Benjamin NetanyahuLes hommes politiques seraient-ils obtus ? En 1999 le même Benjamin Netanyahu, alors aussi Premier Ministre et craignant pour sa réélection, était venu plaider auprès du Congrès américain pour un appui dans ses négociations avec les Palestiniens, mises à mal par Clinton. Le voyage ne lui avait pas réussi puisqu’il fût battu à l’époque. On verra très bientôt si l’histoire se répète.

Plus de quinze ans plus tard, rebelote. Des centaines d’intellectuels, de journalistes, et de leaders d’opinion lui ont dit en Israël : « Ne divisons pas nos soutiens ». Obsédé par sa conviction que « Le mariage de l’islam et de l’arme nucléaire est le plus grand danger qui menace le monde », il réitère son défi au Président américain. Pendant près de trois quarts d’heure, il a plaidé devant les deux chambres du Congrès, tandis que John Kerry a commencé à discuter aujourd’hui même à Genève. « l’Iran est un problème de sécurité. Mais, pour Israël, c’est un problème de survie. » Un plaidoyer qu’il a décliné devant les représentants pendant que l’administration Obama fumait de colère. La communauté Juive américaine, comptant 5 millions de personnes alors que la population des Juifs Israéliens est de 8 millions, a été divisée entre gêne et consternation. Vouloir forcer la politique de leur allié indispensable et auparavant indéfectible, c’est risqué de leur point de vue. Ça l’est du notre aussi.
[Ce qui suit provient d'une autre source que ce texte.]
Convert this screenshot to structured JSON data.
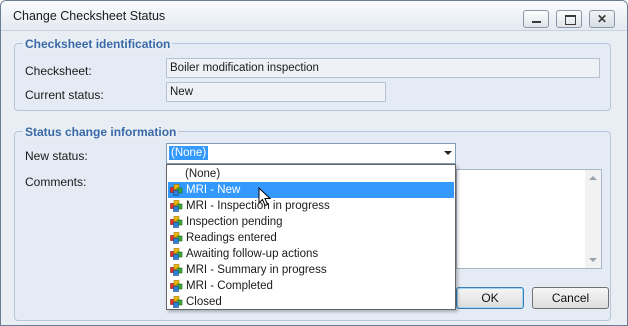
{
  "window": {
    "title": "Change Checksheet Status",
    "controls": {
      "minimize": "—",
      "maximize": "☐",
      "close": "✕"
    }
  },
  "identification": {
    "title": "Checksheet identification",
    "checksheet_label": "Checksheet:",
    "checksheet_value": "Boiler modification inspection",
    "status_label": "Current status:",
    "status_value": "New"
  },
  "change": {
    "title": "Status change information",
    "new_status_label": "New status:",
    "new_status_value": "(None)",
    "comments_label": "Comments:",
    "comments_value": ""
  },
  "dropdown": {
    "selected_index": 1,
    "options": [
      {
        "label": "(None)",
        "icon": "none"
      },
      {
        "label": "MRI - New",
        "icon": "status-cubes-icon"
      },
      {
        "label": "MRI - Inspection in progress",
        "icon": "status-cubes-icon"
      },
      {
        "label": "Inspection pending",
        "icon": "status-cubes-icon"
      },
      {
        "label": "Readings entered",
        "icon": "status-cubes-icon"
      },
      {
        "label": "Awaiting follow-up actions",
        "icon": "status-cubes-icon"
      },
      {
        "label": "MRI - Summary in progress",
        "icon": "status-cubes-icon"
      },
      {
        "label": "MRI - Completed",
        "icon": "status-cubes-icon"
      },
      {
        "label": "Closed",
        "icon": "status-cubes-icon"
      }
    ]
  },
  "buttons": {
    "ok": "OK",
    "cancel": "Cancel"
  },
  "colors": {
    "accent": "#3a6aa6",
    "selection": "#3399ff",
    "window_bg": "#e9eef5"
  }
}
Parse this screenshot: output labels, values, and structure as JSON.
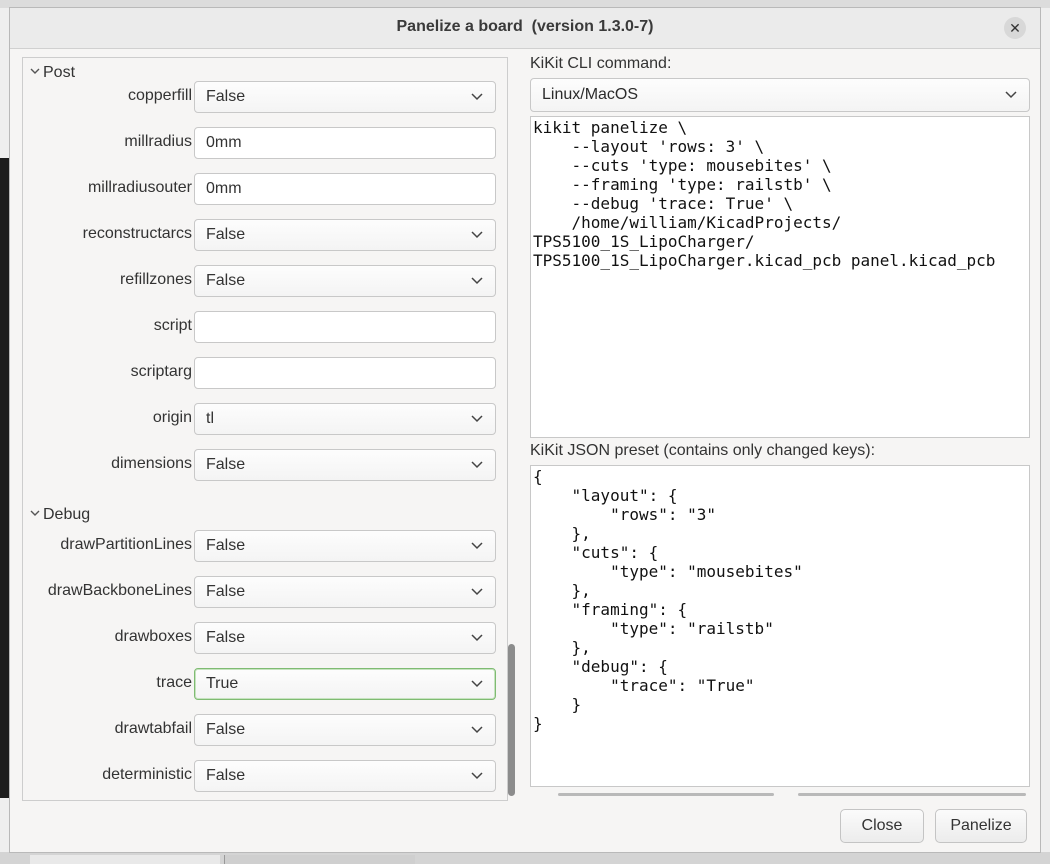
{
  "dialog": {
    "title": "Panelize a board  (version 1.3.0-7)",
    "close_glyph": "✕"
  },
  "sections": {
    "post": {
      "title": "Post",
      "rows": [
        {
          "label": "copperfill",
          "value": "False",
          "kind": "combo"
        },
        {
          "label": "millradius",
          "value": "0mm",
          "kind": "text"
        },
        {
          "label": "millradiusouter",
          "value": "0mm",
          "kind": "text"
        },
        {
          "label": "reconstructarcs",
          "value": "False",
          "kind": "combo"
        },
        {
          "label": "refillzones",
          "value": "False",
          "kind": "combo"
        },
        {
          "label": "script",
          "value": "",
          "kind": "text"
        },
        {
          "label": "scriptarg",
          "value": "",
          "kind": "text"
        },
        {
          "label": "origin",
          "value": "tl",
          "kind": "combo"
        },
        {
          "label": "dimensions",
          "value": "False",
          "kind": "combo"
        }
      ]
    },
    "debug": {
      "title": "Debug",
      "rows": [
        {
          "label": "drawPartitionLines",
          "value": "False",
          "kind": "combo"
        },
        {
          "label": "drawBackboneLines",
          "value": "False",
          "kind": "combo"
        },
        {
          "label": "drawboxes",
          "value": "False",
          "kind": "combo"
        },
        {
          "label": "trace",
          "value": "True",
          "kind": "combo"
        },
        {
          "label": "drawtabfail",
          "value": "False",
          "kind": "combo"
        },
        {
          "label": "deterministic",
          "value": "False",
          "kind": "combo"
        }
      ]
    }
  },
  "cli": {
    "label": "KiKit CLI command:",
    "os_selected": "Linux/MacOS",
    "command": "kikit panelize \\\n    --layout 'rows: 3' \\\n    --cuts 'type: mousebites' \\\n    --framing 'type: railstb' \\\n    --debug 'trace: True' \\\n    /home/william/KicadProjects/\nTPS5100_1S_LipoCharger/\nTPS5100_1S_LipoCharger.kicad_pcb panel.kicad_pcb"
  },
  "json_preset": {
    "label": "KiKit JSON preset (contains only changed keys):",
    "text": "{\n    \"layout\": {\n        \"rows\": \"3\"\n    },\n    \"cuts\": {\n        \"type\": \"mousebites\"\n    },\n    \"framing\": {\n        \"type\": \"railstb\"\n    },\n    \"debug\": {\n        \"trace\": \"True\"\n    }\n}"
  },
  "buttons": {
    "close": "Close",
    "panelize": "Panelize"
  },
  "colors": {
    "focus_border": "#7fbb72",
    "dialog_bg": "#f6f5f4"
  }
}
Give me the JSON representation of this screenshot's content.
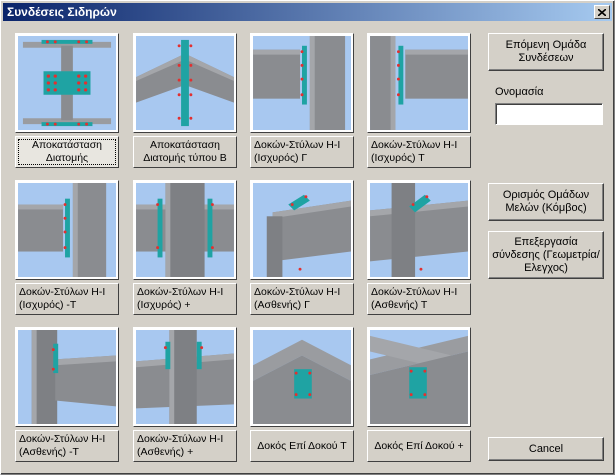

Netanyahu, qu’on avait vu à Paris en Janvier, risque sa survie politique dans les jours qui viennent. Même plus de deux cents responsables des services secrets israéliens, le Mossad, l’accusent de mettre en péril la sécurité d’Israël. Et comme le dit leur Général : « les Américains et les Israéliens voient le trouble évident dans les relations des deux pays, ce qui n’échappe pas aux Iraniens ». Pas sûr que Netanyahu, obstiné et obsédé, ait compris le jeu dangereux qu’il mène. Quand on a des alliés, on ne vient pas les défier dans l’enceinte de leur haut lieu politique, ou on déchaine leurs foudres. Voyons comment l’administration Obama fera payer cette agression surprenante de la part d’un débiteur.